硬派で先進的なスリー・サウンズ
The 3 Sounds(スリー・サウンズ)。1950年代から1960年代のブルーノート・レーベルの最初の黄金時代に、唯一レーベルで企画されたピアノ・トリオ。人気ピアノ・トリオとなり、ブルーノート・レーベルの「ドル箱」となった訳だが、我が国では何故か人気がイマイチ。
この「企画された」ところが作為的と捉えられたのか、スタンダード曲中心の判り易い演奏が「俗っぽい」捉えられたのか、何故か人気、評価共にあまり高く無い。あろうことか、このピアノ・トリオの持つ個性と先取性を全く確認せずに「聴く価値無し」のレッテルを貼るのにはビックリした。

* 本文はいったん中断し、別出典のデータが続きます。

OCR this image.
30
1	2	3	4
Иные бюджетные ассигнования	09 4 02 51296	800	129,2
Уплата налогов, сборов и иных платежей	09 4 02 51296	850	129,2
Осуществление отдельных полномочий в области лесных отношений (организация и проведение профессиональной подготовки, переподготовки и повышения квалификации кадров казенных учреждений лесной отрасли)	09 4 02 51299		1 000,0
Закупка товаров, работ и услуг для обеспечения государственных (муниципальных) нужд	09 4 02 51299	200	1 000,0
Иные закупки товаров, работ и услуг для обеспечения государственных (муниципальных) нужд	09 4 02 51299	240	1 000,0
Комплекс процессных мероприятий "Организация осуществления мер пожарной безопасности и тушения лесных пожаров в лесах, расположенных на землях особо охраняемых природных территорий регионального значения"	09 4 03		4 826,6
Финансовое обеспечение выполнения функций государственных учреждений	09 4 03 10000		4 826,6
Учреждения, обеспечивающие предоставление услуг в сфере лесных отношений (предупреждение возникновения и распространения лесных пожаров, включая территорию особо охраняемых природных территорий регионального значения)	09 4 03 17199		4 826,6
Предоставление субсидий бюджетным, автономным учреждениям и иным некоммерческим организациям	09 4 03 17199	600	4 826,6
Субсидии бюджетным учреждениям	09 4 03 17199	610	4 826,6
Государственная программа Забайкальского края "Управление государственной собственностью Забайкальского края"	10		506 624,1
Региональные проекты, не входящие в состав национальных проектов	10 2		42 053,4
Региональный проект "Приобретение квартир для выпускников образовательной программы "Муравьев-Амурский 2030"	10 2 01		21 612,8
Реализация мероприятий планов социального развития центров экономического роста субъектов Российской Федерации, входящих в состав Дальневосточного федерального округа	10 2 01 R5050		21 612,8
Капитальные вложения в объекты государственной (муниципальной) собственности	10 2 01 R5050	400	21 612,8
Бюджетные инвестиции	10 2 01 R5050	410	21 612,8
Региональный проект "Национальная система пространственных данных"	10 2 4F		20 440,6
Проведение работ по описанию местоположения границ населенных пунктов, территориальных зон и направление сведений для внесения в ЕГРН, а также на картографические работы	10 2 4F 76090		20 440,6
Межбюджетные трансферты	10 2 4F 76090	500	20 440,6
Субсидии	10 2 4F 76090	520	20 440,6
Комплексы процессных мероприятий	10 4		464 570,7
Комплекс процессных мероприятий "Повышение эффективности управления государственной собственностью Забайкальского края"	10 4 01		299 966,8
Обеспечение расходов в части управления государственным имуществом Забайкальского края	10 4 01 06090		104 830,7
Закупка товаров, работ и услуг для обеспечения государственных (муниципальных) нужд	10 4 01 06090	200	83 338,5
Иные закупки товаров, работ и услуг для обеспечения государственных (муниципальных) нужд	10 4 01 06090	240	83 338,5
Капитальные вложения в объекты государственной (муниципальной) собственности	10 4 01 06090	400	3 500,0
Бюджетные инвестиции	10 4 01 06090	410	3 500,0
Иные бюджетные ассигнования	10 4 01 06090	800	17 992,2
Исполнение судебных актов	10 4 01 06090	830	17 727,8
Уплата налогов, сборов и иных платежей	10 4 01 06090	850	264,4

The 3 Sounds『Feelin' Good』(写真左)。1960年6月28日の録音。ちなみにパーソネルは、Gene Harris (p), Andrew Simpkins (b), Bill Dowdy (ds)。鉄壁のピアノ・トリオ。収録曲全8曲中、2曲が有名スタンダード曲、1曲がスリー・サウンドのリーダー、ジーン・ハリス作。他の5曲が「ミュージシャンズ・チューン」。
この5曲の「ミュージシャンズ・チューン」の演奏が、この盤のハイライト。ジャズマンが作った、ジャズマンが好んで演奏した曲で、映画音楽曲などをスタンダード化した曲よりも、ジャズを知っているジャズマンが書いた曲の方がジャズとして演奏するのに向いている。コードの扱いとか、リズム&ビートの扱いが、ジャズ演奏を前提として書かれているからであろう。
スリー・サウンズによる、この5曲の「ミュージシャンズ・チューン」の演奏は、当時のジャズの演奏スタイル&内容の先端を行くもので、とても聴き応えがある。スタンダード曲中心のコマーシャルな演奏をイメージして聴くと「火傷する」。筋金入りの硬派なハードバップ演奏あり、モーダルな自由度の高い演奏あり。この盤でのスリー・サウンズは、アーティスティックであり、先進的であり、ストイックである。
演奏全体に適度なテンションが漲り、テクニックは高レベル、切れ味の良い端正な、当時の最先端のハードバップ演奏が繰り広げられる。スリー・サウンズに張られた「コマーシャルで判り易い素人向けのピアノ・トリオ」というレッテルを、全面的に払拭する快作である。以前は入手し難い盤だったが、今では、音楽のサブスク・サイトに音源がアップされている。お勧めのピアノ・トリオ盤である。